AI could soon allow anyone to create and launch a virtual restaurant brand in under a minute, according to serial entrepreneur Marc Lore, founder of food-delivery startup Wonder.
Lore said Wonder Create can generate a restaurant's branding, menu and recipes before launching the concept across the company's kitchen network. "You type in what kind of restaurant you want to build," Lore said at The Wall Street Journal's Future of Everything conference on May 4. "It builds the restaurant - AI does - in under a minute."
"It could be a mega-influencer, a micro-influencer - anyone that wants to monetize their following," he added. "Anybody can make a restaurant."
As AI makes it possible to launch a restaurant brand in under a minute, financial planners note that the ease of creating new income streams doesn't eliminate the complexity of managing them, particularly when it comes to unpredictable earnings, scaling costs, and longer-term financial planning. In that context, some individuals are re-evaluating whether their broader financial strategy is aligned with a more entrepreneurial, AI-driven economy, where income can be faster to generate but also more variable and harder to forecast over time.
Wonder currently operates 120 kitchen locations and expects that number to grow to 400 next year, according to media reports. The company describes the kitchens as "programmable cooking platforms" capable of operating multiple restaurant brands simultaneously from the same location.
Wonder's Push Into AI-Generated Restaurants
Lore, who previously sold startups to Amazon (NASDAQ: AMZN) and Walmart (NASDAQ: WMT), said Wonder Create was designed to let entrepreneurs, creators and influencers launch food brands without opening physical restaurants.

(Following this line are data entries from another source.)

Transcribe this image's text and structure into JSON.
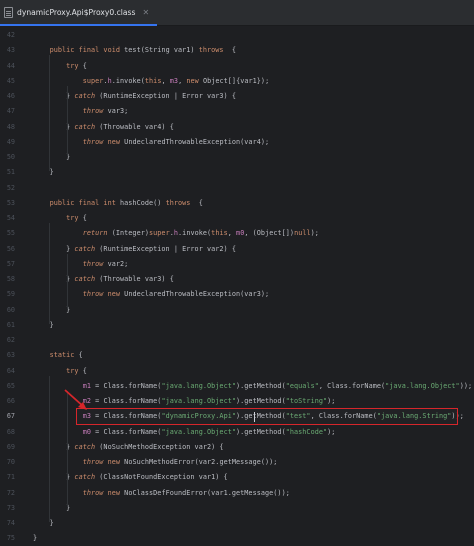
{
  "tab": {
    "label": "dynamicProxy.Api$Proxy0.class",
    "icon": "class-file-icon"
  },
  "editor": {
    "current_line": "67",
    "lines": [
      {
        "n": "42",
        "segs": []
      },
      {
        "n": "43",
        "segs": [
          [
            "    ",
            ""
          ],
          [
            "public final void",
            "kw"
          ],
          [
            " test(String var1) ",
            ""
          ],
          [
            "throws",
            "kw"
          ],
          [
            "  {",
            ""
          ]
        ]
      },
      {
        "n": "44",
        "segs": [
          [
            "        ",
            ""
          ],
          [
            "try",
            "kw"
          ],
          [
            " {",
            ""
          ]
        ]
      },
      {
        "n": "45",
        "segs": [
          [
            "            ",
            ""
          ],
          [
            "super",
            "kw"
          ],
          [
            ".",
            ""
          ],
          [
            "h",
            "fld"
          ],
          [
            ".invoke(",
            ""
          ],
          [
            "this",
            "kw"
          ],
          [
            ", ",
            ""
          ],
          [
            "m3",
            "fld"
          ],
          [
            ", ",
            ""
          ],
          [
            "new",
            "kw"
          ],
          [
            " Object[]{var1});",
            ""
          ]
        ]
      },
      {
        "n": "46",
        "segs": [
          [
            "        } ",
            ""
          ],
          [
            "catch",
            "kwi"
          ],
          [
            " (RuntimeException | Error var3) {",
            ""
          ]
        ]
      },
      {
        "n": "47",
        "segs": [
          [
            "            ",
            ""
          ],
          [
            "throw",
            "kwi"
          ],
          [
            " var3;",
            ""
          ]
        ]
      },
      {
        "n": "48",
        "segs": [
          [
            "        } ",
            ""
          ],
          [
            "catch",
            "kwi"
          ],
          [
            " (Throwable var4) {",
            ""
          ]
        ]
      },
      {
        "n": "49",
        "segs": [
          [
            "            ",
            ""
          ],
          [
            "throw",
            "kwi"
          ],
          [
            " ",
            ""
          ],
          [
            "new",
            "kw"
          ],
          [
            " UndeclaredThrowableException(var4);",
            ""
          ]
        ]
      },
      {
        "n": "50",
        "segs": [
          [
            "        }",
            ""
          ]
        ]
      },
      {
        "n": "51",
        "segs": [
          [
            "    }",
            ""
          ]
        ]
      },
      {
        "n": "52",
        "segs": []
      },
      {
        "n": "53",
        "segs": [
          [
            "    ",
            ""
          ],
          [
            "public final int",
            "kw"
          ],
          [
            " hashCode() ",
            ""
          ],
          [
            "throws",
            "kw"
          ],
          [
            "  {",
            ""
          ]
        ]
      },
      {
        "n": "54",
        "segs": [
          [
            "        ",
            ""
          ],
          [
            "try",
            "kw"
          ],
          [
            " {",
            ""
          ]
        ]
      },
      {
        "n": "55",
        "segs": [
          [
            "            ",
            ""
          ],
          [
            "return",
            "kwi"
          ],
          [
            " (Integer)",
            ""
          ],
          [
            "super",
            "kw"
          ],
          [
            ".",
            ""
          ],
          [
            "h",
            "fld"
          ],
          [
            ".invoke(",
            ""
          ],
          [
            "this",
            "kw"
          ],
          [
            ", ",
            ""
          ],
          [
            "m0",
            "fld"
          ],
          [
            ", (Object[])",
            ""
          ],
          [
            "null",
            "kw"
          ],
          [
            ");",
            ""
          ]
        ]
      },
      {
        "n": "56",
        "segs": [
          [
            "        } ",
            ""
          ],
          [
            "catch",
            "kwi"
          ],
          [
            " (RuntimeException | Error var2) {",
            ""
          ]
        ]
      },
      {
        "n": "57",
        "segs": [
          [
            "            ",
            ""
          ],
          [
            "throw",
            "kwi"
          ],
          [
            " var2;",
            ""
          ]
        ]
      },
      {
        "n": "58",
        "segs": [
          [
            "        } ",
            ""
          ],
          [
            "catch",
            "kwi"
          ],
          [
            " (Throwable var3) {",
            ""
          ]
        ]
      },
      {
        "n": "59",
        "segs": [
          [
            "            ",
            ""
          ],
          [
            "throw",
            "kwi"
          ],
          [
            " ",
            ""
          ],
          [
            "new",
            "kw"
          ],
          [
            " UndeclaredThrowableException(var3);",
            ""
          ]
        ]
      },
      {
        "n": "60",
        "segs": [
          [
            "        }",
            ""
          ]
        ]
      },
      {
        "n": "61",
        "segs": [
          [
            "    }",
            ""
          ]
        ]
      },
      {
        "n": "62",
        "segs": []
      },
      {
        "n": "63",
        "segs": [
          [
            "    ",
            ""
          ],
          [
            "static",
            "kw"
          ],
          [
            " {",
            ""
          ]
        ]
      },
      {
        "n": "64",
        "segs": [
          [
            "        ",
            ""
          ],
          [
            "try",
            "kw"
          ],
          [
            " {",
            ""
          ]
        ]
      },
      {
        "n": "65",
        "segs": [
          [
            "            ",
            ""
          ],
          [
            "m1",
            "fld"
          ],
          [
            " = Class.forName(",
            ""
          ],
          [
            "\"java.lang.Object\"",
            "str"
          ],
          [
            ").getMethod(",
            ""
          ],
          [
            "\"equals\"",
            "str"
          ],
          [
            ", Class.forName(",
            ""
          ],
          [
            "\"java.lang.Object\"",
            "str"
          ],
          [
            "));",
            ""
          ]
        ]
      },
      {
        "n": "66",
        "segs": [
          [
            "            ",
            ""
          ],
          [
            "m2",
            "fld"
          ],
          [
            " = Class.forName(",
            ""
          ],
          [
            "\"java.lang.Object\"",
            "str"
          ],
          [
            ").getMethod(",
            ""
          ],
          [
            "\"toString\"",
            "str"
          ],
          [
            ");",
            ""
          ]
        ]
      },
      {
        "n": "67",
        "segs": [
          [
            "            ",
            ""
          ],
          [
            "m3",
            "fld"
          ],
          [
            " = Class.forName(",
            ""
          ],
          [
            "\"dynamicProxy.Api\"",
            "str"
          ],
          [
            ").getMethod(",
            ""
          ],
          [
            "\"test\"",
            "str"
          ],
          [
            ", Class.forName(",
            ""
          ],
          [
            "\"java.lang.String\"",
            "str"
          ],
          [
            "));",
            ""
          ]
        ]
      },
      {
        "n": "68",
        "segs": [
          [
            "            ",
            ""
          ],
          [
            "m0",
            "fld"
          ],
          [
            " = Class.forName(",
            ""
          ],
          [
            "\"java.lang.Object\"",
            "str"
          ],
          [
            ").getMethod(",
            ""
          ],
          [
            "\"hashCode\"",
            "str"
          ],
          [
            ");",
            ""
          ]
        ]
      },
      {
        "n": "69",
        "segs": [
          [
            "        } ",
            ""
          ],
          [
            "catch",
            "kwi"
          ],
          [
            " (NoSuchMethodException var2) {",
            ""
          ]
        ]
      },
      {
        "n": "70",
        "segs": [
          [
            "            ",
            ""
          ],
          [
            "throw",
            "kwi"
          ],
          [
            " ",
            ""
          ],
          [
            "new",
            "kw"
          ],
          [
            " NoSuchMethodError(var2.getMessage());",
            ""
          ]
        ]
      },
      {
        "n": "71",
        "segs": [
          [
            "        } ",
            ""
          ],
          [
            "catch",
            "kwi"
          ],
          [
            " (ClassNotFoundException var1) {",
            ""
          ]
        ]
      },
      {
        "n": "72",
        "segs": [
          [
            "            ",
            ""
          ],
          [
            "throw",
            "kwi"
          ],
          [
            " ",
            ""
          ],
          [
            "new",
            "kw"
          ],
          [
            " NoClassDefFoundError(var1.getMessage());",
            ""
          ]
        ]
      },
      {
        "n": "73",
        "segs": [
          [
            "        }",
            ""
          ]
        ]
      },
      {
        "n": "74",
        "segs": [
          [
            "    }",
            ""
          ]
        ]
      },
      {
        "n": "75",
        "segs": [
          [
            "}",
            ""
          ]
        ]
      }
    ]
  },
  "annotation": {
    "highlighted_line": "67",
    "box_color": "#d6262b",
    "arrow_color": "#d6262b"
  }
}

Wonder's kitchens contain roughly 700 ingredients and are increasingly relying on robotic automation, Lore said at the conference.
Lore also outlined plans for an "infinite sauce machine" capable of producing roughly 80% of sauces found in internet recipes today.
The company acquired Spyce Robotics for $186.4 million from Sweetgreen last fall as part of its push into automated meal production.
Robotics And Scale Inside Wonder's Kitchens
Wonder's kitchens employ robotic systems including conveyors and robotic arms, reflecting the company's broader effort to scale meal production without adding comparable labor costs.
The company sees a path toward dramatically increasing meal output without increasing headcount, Lore said at the Future of Everything conference.
"We have about 7 million throughput capacity with 12 people," he said. "We see a path to getting to 20 million throughput out of 2,500 square feet with just 12 people."
Wonder ultimately hopes to operate as many as 1,000 unique restaurant brands from the same footprint by 2035, Lore said.
Wonder's strategy also includes its acquisition of Grubhub, its purchase of Blue Apron and its recent $6.5 million deal for New York-based Blue Ribbon Fried Chicken.
Lore said the strategy could allow Wonder to rapidly scale restaurant brands across its kitchen network. "When you buy a brand - and you can buy a brand that has 10 locations, or even 50 locations - and then overnight put it in 1,000, there's just an incredible arbitrage there."
Challenges Facing The Ghost Kitchen Model
Wonder's approach arrives after earlier ghost kitchen startups struggled to maintain food quality and customer loyalty.
One of the most prominent examples was MrBeast Burger, which remains in operation after facing complaints over inconsistent food quality tied to its use of contracted kitchens, according to media reports.
Wonder's increasingly automated and standardized kitchen model is designed to create more consistency across locations, Lore said at the conference.
Wonder's systems currently focus on foods that can be standardized and automated reliably at scale, including burgers, wings, fried chicken and bowls, TechCrunch reported.